If people want to research it, fine. If people want to legalize it because they see hypocrisy compared with other substances, fine. But we need to have a balanced discussion, one in which we can also say that it’s not as harmless as people think. The loss of productivity and the mental-health problems are real. It may not impact a lot of people, but those few people impact everyone. Isn’t it 5 percent of the population that accounts for 50 percent of health-care expenditures? That’s what we’re talking about. It’s not just “live and let live.” I don’t think people understand that in the end we all pay for those decisions.
MP: Do you see other flaws in the arguments, including claims of marijuana’s medicinal value?
JL: If scientists are able to isolate a chemical compound in marijuana that is medically valuable, I’m all for it. But to decide whether marijuana can be medicinal in the popular forum is ridiculous. We wouldn’t do that for a heart catheterization procedure – or anything else.
There’s a blurring of the line between what science is dictating and what people want. Proponents of legalizing marijuana use harsh words like “apartheid.” We’re talking about pot, not Nelson Mandela. People want to frame this as a life-and-death freedom issue, and it’s not.
The whole “medicinal marijuana” thing is just a sham. Again, that’s not to say there can’t be medicinal value found in marijuana. But the great majority of people lined up outside a dispensary do not have terminal cancer, glaucoma, seizures or intractable pain.
There’s also this notion out there that if you would just legalize pot, kids won’t choose other more harmful substances. If you look at the Monitoring the Future data though, alcohol and tobacco use in the country among 8th- to 12th-graders has gone down in the past decade – long before any powerful rhetoric came out about pot. So people who are promoting pot can’t really take credit for that trend, because it was already occurring.

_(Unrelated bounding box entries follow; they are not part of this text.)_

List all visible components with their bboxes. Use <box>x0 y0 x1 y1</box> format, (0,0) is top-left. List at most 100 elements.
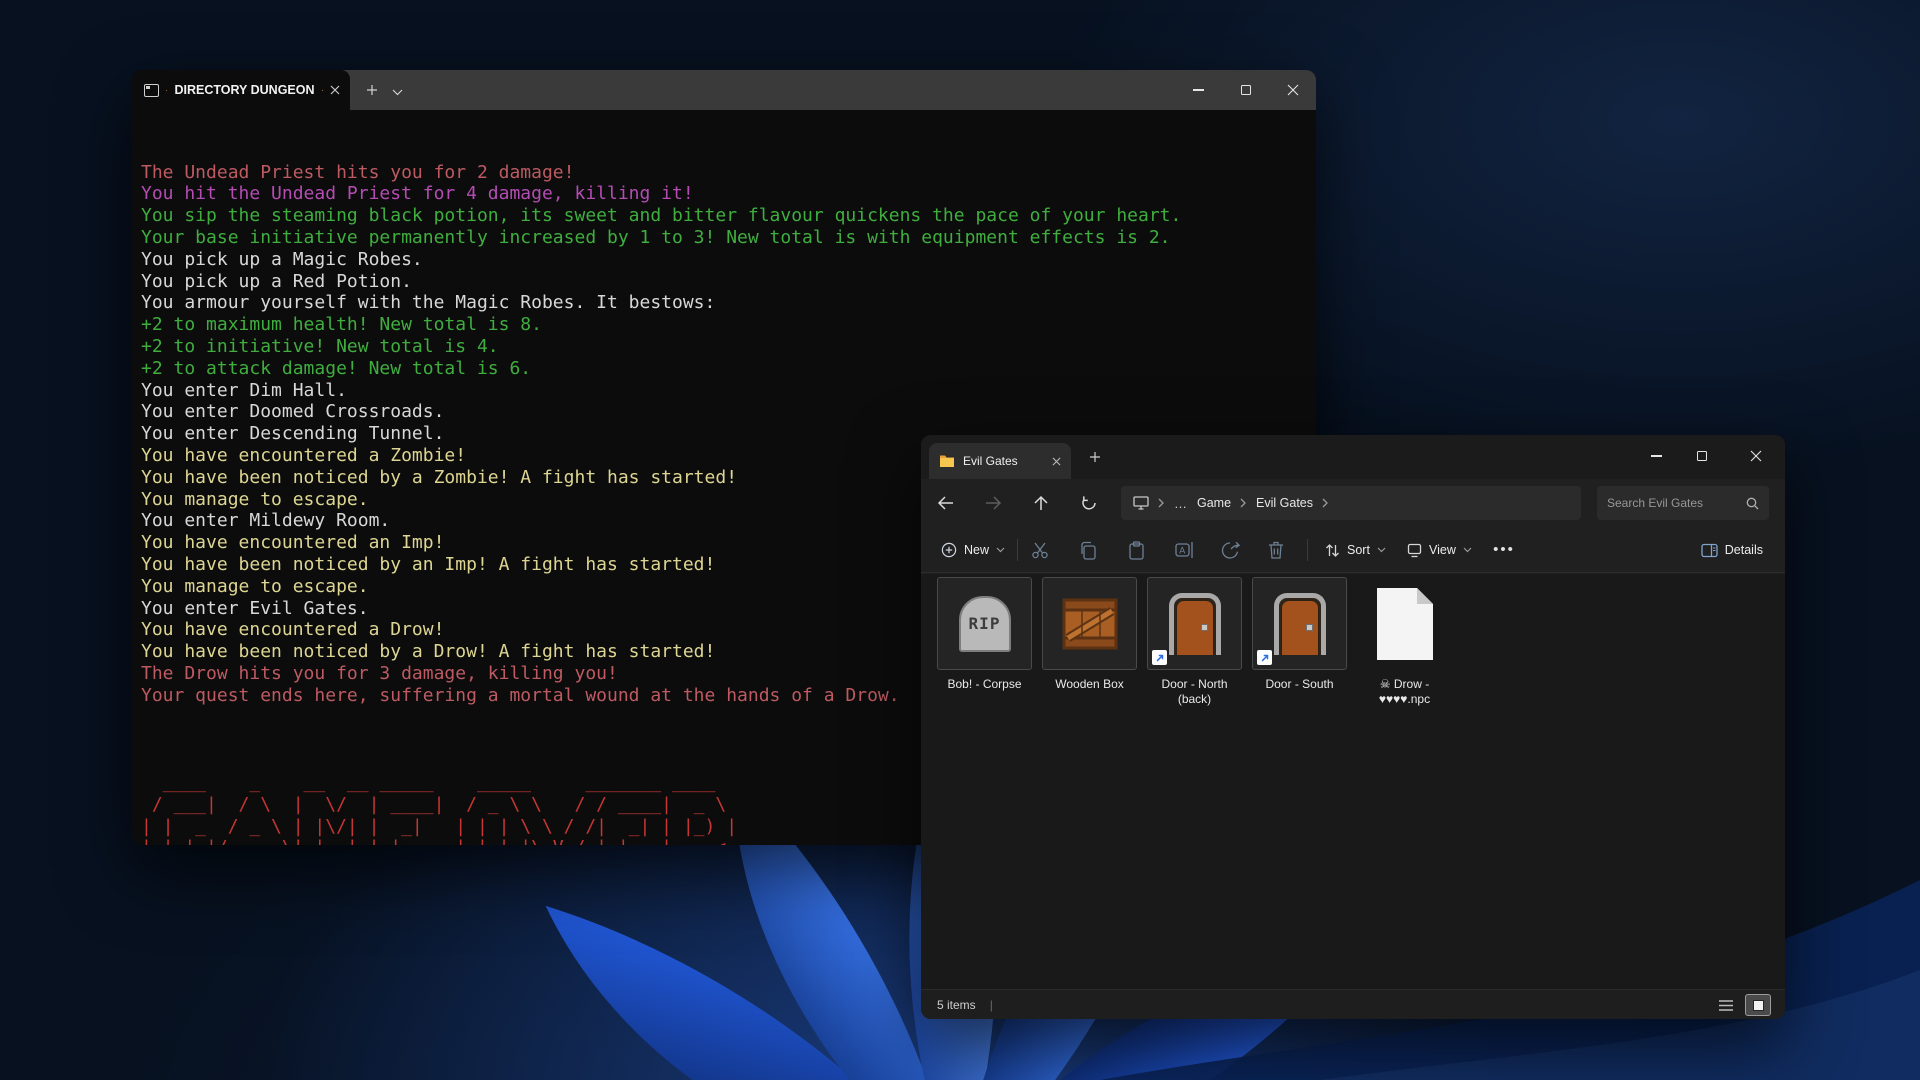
share-button[interactable] <box>1212 533 1248 567</box>
explorer-file-area[interactable]: RIPBob! - Corpse Wooden Box Door - North… <box>921 574 1785 989</box>
view-button[interactable]: View <box>1399 533 1480 567</box>
door-icon <box>1169 593 1221 655</box>
explorer-navigation-bar: … Game Evil Gates Search Evil Gates <box>921 479 1785 527</box>
terminal-line: +2 to attack damage! New total is 6. <box>141 358 1316 380</box>
terminal-tab-directory-dungeon[interactable]: DIRECTORY DUNGEON <box>132 70 350 110</box>
minimize-button[interactable] <box>1175 70 1222 110</box>
file-item[interactable]: Wooden Box <box>1041 577 1138 707</box>
breadcrumb-game[interactable]: Game <box>1197 496 1231 510</box>
breadcrumb-evil-gates[interactable]: Evil Gates <box>1256 496 1313 510</box>
share-icon <box>1221 541 1240 559</box>
maximize-icon <box>1241 85 1251 95</box>
terminal-line: You pick up a Red Potion. <box>141 271 1316 293</box>
file-name-label: Door - North (back) <box>1146 677 1243 707</box>
minimize-button[interactable] <box>1633 435 1679 477</box>
terminal-line: You armour yourself with the Magic Robes… <box>141 292 1316 314</box>
terminal-line: You enter Dim Hall. <box>141 380 1316 402</box>
tab-close-icon[interactable] <box>330 85 340 95</box>
terminal-tab-title: DIRECTORY DUNGEON <box>174 83 314 97</box>
sort-button[interactable]: Sort <box>1317 533 1394 567</box>
details-pane-icon <box>1701 543 1718 558</box>
close-button[interactable] <box>1727 435 1785 477</box>
new-tab-button[interactable] <box>1085 447 1105 467</box>
breadcrumb-overflow[interactable]: … <box>1174 496 1188 511</box>
file-name-label: ☠ Drow - ♥♥♥♥.npc <box>1356 677 1453 707</box>
back-button[interactable] <box>931 489 959 517</box>
file-item[interactable]: ☠ Drow - ♥♥♥♥.npc <box>1356 577 1453 707</box>
large-icons-view-toggle[interactable] <box>1745 994 1771 1016</box>
close-button[interactable] <box>1269 70 1316 110</box>
details-label: Details <box>1725 543 1763 557</box>
address-bar[interactable]: … Game Evil Gates <box>1121 486 1581 520</box>
explorer-toolbar: New <box>921 527 1785 573</box>
search-box[interactable]: Search Evil Gates <box>1597 486 1769 520</box>
close-icon <box>1750 450 1762 462</box>
trash-icon <box>1268 541 1284 559</box>
file-thumbnail <box>1147 577 1242 670</box>
this-pc-icon <box>1133 496 1149 510</box>
terminal-line: You hit the Undead Priest for 4 damage, … <box>141 183 1316 205</box>
plus-circle-icon <box>941 542 957 558</box>
minimize-icon <box>1651 455 1662 456</box>
tab-close-icon[interactable] <box>1052 457 1061 466</box>
chevron-right-icon <box>1158 498 1165 508</box>
copy-icon <box>1079 541 1097 560</box>
terminal-line: +2 to maximum health! New total is 8. <box>141 314 1316 336</box>
file-thumbnail <box>1252 577 1347 670</box>
delete-button[interactable] <box>1258 533 1294 567</box>
details-button[interactable]: Details <box>1693 533 1771 567</box>
terminal-line: You sip the steaming black potion, its s… <box>141 205 1316 227</box>
more-options-button[interactable]: ••• <box>1487 533 1521 567</box>
explorer-status-bar: 5 items | <box>921 989 1785 1019</box>
file-item[interactable]: Door - South <box>1251 577 1348 707</box>
file-item[interactable]: Door - North (back) <box>1146 577 1243 707</box>
minimize-icon <box>1193 89 1204 90</box>
file-name-label: Wooden Box <box>1055 677 1124 692</box>
status-separator: | <box>990 998 993 1012</box>
maximize-icon <box>1697 451 1707 461</box>
chevron-down-icon <box>996 547 1005 553</box>
shortcut-overlay-icon <box>1257 650 1272 665</box>
scissors-icon <box>1031 541 1050 560</box>
up-button[interactable] <box>1027 489 1055 517</box>
forward-button[interactable] <box>979 489 1007 517</box>
maximize-button[interactable] <box>1679 435 1725 477</box>
new-label: New <box>964 543 989 557</box>
explorer-tab-evil-gates[interactable]: Evil Gates <box>929 443 1071 479</box>
sort-icon <box>1325 543 1340 558</box>
chevron-right-icon <box>1240 498 1247 508</box>
maximize-button[interactable] <box>1222 70 1269 110</box>
file-thumbnail <box>1042 577 1137 670</box>
cut-button[interactable] <box>1022 533 1058 567</box>
refresh-button[interactable] <box>1075 489 1103 517</box>
toolbar-separator <box>1307 539 1308 561</box>
file-name-label: Door - South <box>1265 677 1333 692</box>
new-button[interactable]: New <box>933 533 1013 567</box>
explorer-tab-title: Evil Gates <box>963 454 1018 468</box>
terminal-tab-bar: DIRECTORY DUNGEON <box>132 70 1316 110</box>
close-icon <box>1287 84 1299 96</box>
explorer-tab-bar: Evil Gates <box>921 435 1785 479</box>
chevron-down-icon <box>1463 547 1472 553</box>
document-icon <box>1376 587 1434 661</box>
file-item[interactable]: RIPBob! - Corpse <box>936 577 1033 707</box>
tab-dropdown-button[interactable] <box>392 83 403 101</box>
door-icon <box>1274 593 1326 655</box>
chevron-right-icon <box>1322 498 1329 508</box>
paste-button[interactable] <box>1118 533 1154 567</box>
cmd-profile-icon <box>144 84 159 97</box>
details-view-toggle[interactable] <box>1715 996 1737 1015</box>
toolbar-separator <box>1017 539 1018 561</box>
copy-button[interactable] <box>1070 533 1106 567</box>
view-layout-icon <box>1407 543 1422 558</box>
flame-icon <box>166 83 167 98</box>
new-tab-button[interactable] <box>362 80 382 100</box>
terminal-line: The Undead Priest hits you for 2 damage! <box>141 162 1316 184</box>
desktop: DIRECTORY DUNGEON The Und <box>0 0 1920 1080</box>
files-grid: RIPBob! - Corpse Wooden Box Door - North… <box>936 577 1453 707</box>
search-icon <box>1746 497 1759 510</box>
list-view-icon <box>1718 999 1734 1012</box>
svg-text:A: A <box>1179 545 1185 555</box>
rename-button[interactable]: A <box>1166 533 1202 567</box>
crate-icon <box>1062 598 1118 650</box>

But young people who are vulnerable to addiction are going to use marijuana and other substances, as opposed to marijuana or other substances. This is not to say that I subscribe to a “gateway” hypothesis for drug use, but rather the truth that many addicts are poly-drug users. People who use a lot of one thing use a lot of other things [PDF]. If you snort a lot of cocaine, you’re probably going to drink alcohol. If you drink a lot of alcohol, you’re probably going to smoke pot. If you smoke a lot of cigarettes, you’re probably going to smoke pot.
So this idea for the very highly vulnerable population that they will chose one or the other just doesn’t work out. And that matches up with brain science, because fundamentally the problem is in your reward system and other parts of the brain. You may prefer one thing over another, but in the end it’s your brain that’s the problem.
MP: What does legalization look like in the long term?
JL: What I predict will happen is that it will become a business. Capitalism will dictate things. And capitalism demands bigger, better, faster, more. We already have potent concentrates (marijuana dabs, wax, earwax). Young people are coming up with ways to basically make the marijuana equivalent of “crack.” They’re purifying it and they’re able to get an incredibly powerful high from it.
We don’t want to be doomsayers, but I think there’s this notion with marijuana that it will be this natural, local, organic kind of movement. And I think people might be blindsided by what a big business it could become and by how much capitalism will likely drive this.